For my STEP signature project, I had the opportunity to intern for a genetic counselor, Ms. Jennifer Roggenbuck, at the Ohio State University Wexner Medical Center.  I worked with patients and their families of research studies collecting data necessary for various research purposes. I oversaw many aspects of data analysis into publishable materials and editing of manuscripts for publication purposes.

I have always thought of myself as an understanding and empathic person, that I could relate to the various aspects of another person’s life. I assumed I would be able to effectively communicate with patients dealing with life-altering illnesses. However, I was sadly mistaken while I did want to empathize with the patients and their families my understanding of their pain and suffering was greatly lacking. I was naïve to think that I could begin to grasp their grief by just reading about their situation from case reports. I realized that in order to truly understand a person’s happiness or sadness I had to look beyond the paper and see the person dealing with these struggles.

At the beginning of my internship, I had the opportunity to work with patients and their families enrolled in our identification of genetic modifiers of the SMA phenotype. My initial readings on SMA or Spinal Muscular Atrophy gave me the general understanding that this disease is a genetic condition that affected the nervous system and had a wide age range of onset. The patients I was worked with ranged from infants to 70 years old, however, for the purposes of our study we needed the patient’s developmental information. Therefore, leading me to reach out and contact the mothers of these patients during their developmental years.

As I would ask the mothers to describe their child’s physical development; I could feel the heartache in their quivering voices, see through their eyes exhaustion from the emotional turmoil of seeing their child so weak and vulnerable. As the children continued to suffer from their physical ailments, so did their families from the emotional and mental stress they had borne. Interacting with the patients and their relatives, I lost the many assumptions about the simple nature of pain and suffering.

As I continued to work with the SMA patients I was given the opportunity to work on other projects as well expanding my understanding of patient concerns and needs. I was put onto a second project involving patients afflicted by ALS or amyotrophic lateral sclerosis, this disease can be sporadic or familial. Familial meaning there is a genetic component to the disease which can be passed on to the child of a patient. The patients we worked with were very concerned about the possibility of their condition being passed onto their children. I realized that through everything these patients were going through a major concern for them was how this might affect their children, the concern was heartwarming as well as saddening.
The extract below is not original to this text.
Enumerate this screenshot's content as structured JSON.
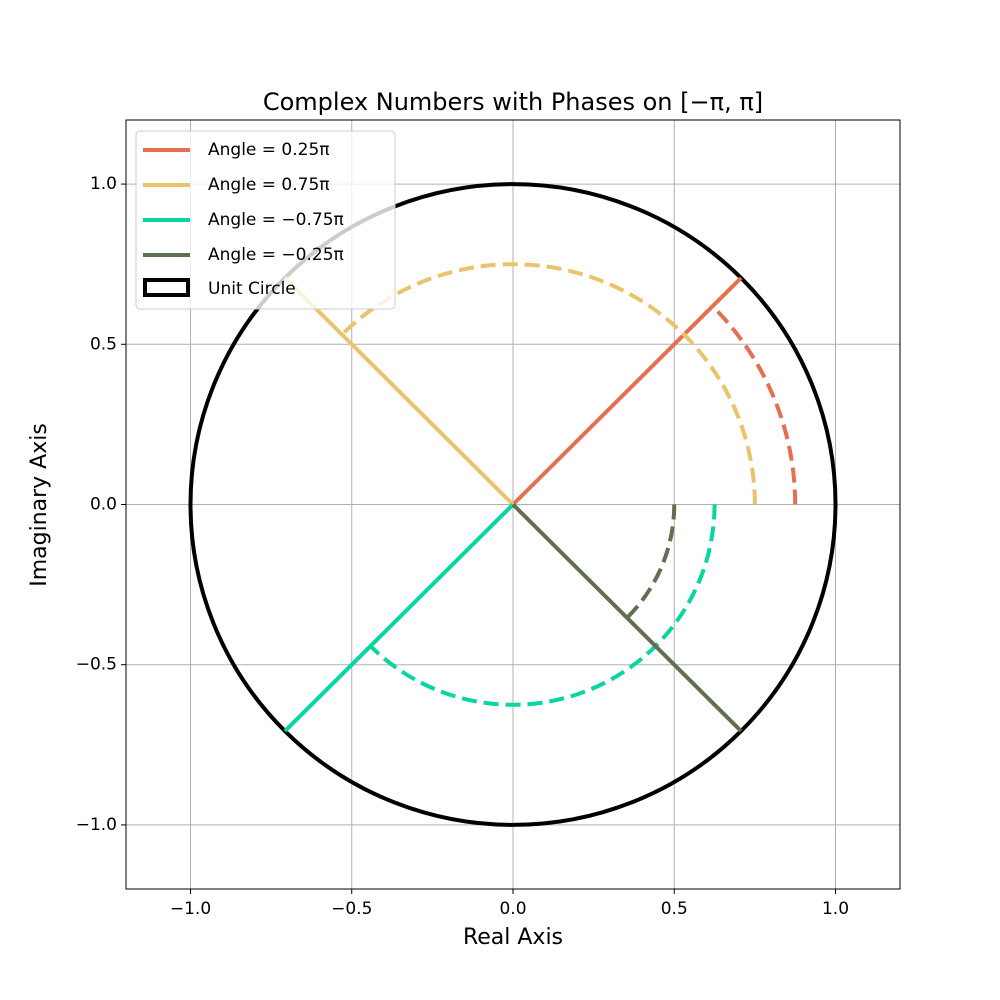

Through my STEP experience, I have a gained a better insight into the sorrow patients and their families go through when dealing with life-altering illnesses. I have developed a deeper understanding of healthcare and research practices aimed towards providing people with the best care and finding innovative solutions to health concerns. I am currently pursuing a career in medicine and hope to become a pediatrician one day. In order for me to deliver the best possible care to my patients as a future pediatrician, I needed to develop the skill set necessary to effectively communicate with adolescences and their parents. I believe through my STEP experience I have gained the initial skills for effective communication and will keep working on my skills as I continue on my journey to becoming a physician.